Le président américain Joe Biden a lancé ce 12 mars, lors d’un sommet virtuel avec les Premiers ministres australien, indien et japonais, une initiative commune pour renforcer de manière « drastique » la production de vaccins contre le Covid-19 en Asie du Sud-Est.

Cliquez pour en savoir plus sur les relations entre la Chine et les Etats-Unis

Cette annonce est la première étape de son offensive diplomatique contre la Chine. En effet, la première réunion du « Quad », cette alliance informelle née dans les années 2000 pour contrebalancer la montée en puissance de la Chine, a été relancée par Donald Trump.

« Le fait que le président Biden ait choisi d’en faire un de ses premiers événements multilatéraux démontre l’importance que nous donnons à une coopération étroite avec nos alliés et partenaires de la région indo-pacifique », a annoncé la porte-parole de la Maison Blanche, Jen Psaki.

Autre signe de la priorité donnée à l’Asie, le Premier ministre japonais Yoshihide Suga sera, dans la « première quinzaine d’avril », le premier dirigeant étranger à être reçu en personne aux Etats-Unis par le nouveau président, a annoncé Tokyo.

Joe Biden, Yoshihide Suga, l’Indien Narendra Modi et l’Australien Scott Morrison doivent annoncer « un accord historique pour développer la capacité de production de vaccins », afin de répondre « aux graves pénuries en Asie du Sud-Est », selon de hauts responsables américains.

L’un d’eux a évoqué des « véhicules financiers complexes qui permettront une augmentation très importante, franchement drastique, des capacités de production de vaccins, jusqu’à un milliard en 2022 ».

Avec cette initiative, le président des Etats-Unis, Joe Biden, s’engage aussi dans la « diplomatie du vaccin ». En effet, ce dernier a martelé qu’il allait d’abord réserver les vaccins achetés par Washington à la population américaine, mais il veut désormais montrer qu’il agit autant que la Chine. Il va donc multiplier les livraisons de doses à travers le monde et notamment en Asie du Sud-Est.

Les décisions prises lors de ce « sommet », et une des raisons d’existence de l’alliance « Quad », est de lutter contre l’influence de la Chine en Asie. Cette démarche se traduit par des discussions sur la « sécurité maritime » et le maintien d’une région indo-pacifique « libre et ouverte ».

« Je pense qu’il y aura une discussion ouverte et honnête sur le rôle de la Chine sur la scène internationale », a assuré un responsable américain. Or l’ex-président Trump a laissé les relations sino-américaines au plus bas depuis leur instauration dans les années 1970.
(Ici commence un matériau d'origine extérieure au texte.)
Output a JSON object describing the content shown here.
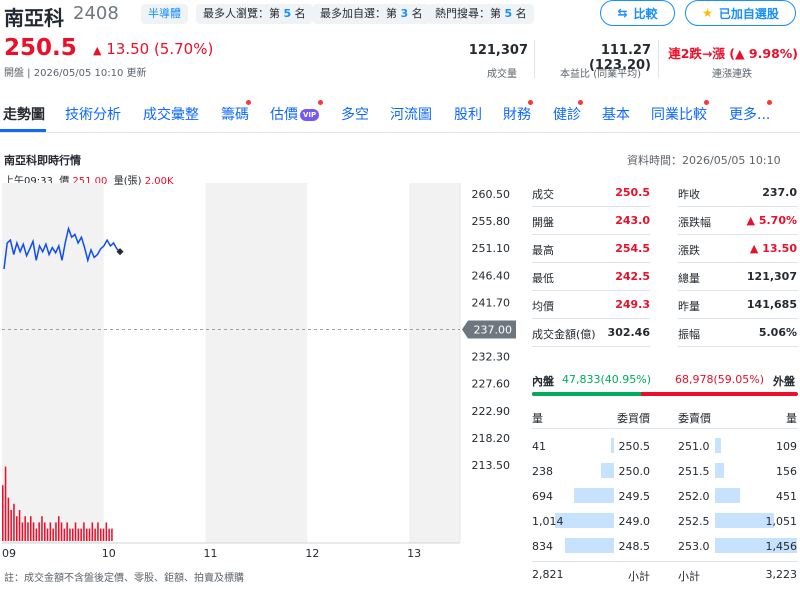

Son successeur, Joe Biden, va assurer le bras de fer avec la Chine. Ce dernier avait d’ailleurs assuré en février que « si on ne fait rien, ils vont nous écraser ». Il y a donc une forme de continuité Trump-Biden sur la « compétition stratégique » avec le géant asiatique, qualifié de « plus grande menace pour la démocratie » par l’ex-gouvernement républicain et de « plus grand défi géopolitique du XXIe siècle » par l’actuelle équipe démocrate.

Mais la Maison blanche affirme vouloir faire différemment de l’administration Trump, en s’appuyant sur les alliances des Etats-Unis, délaissées ou malmenées par Donald Trump, pour afficher un front uni face à la Chine.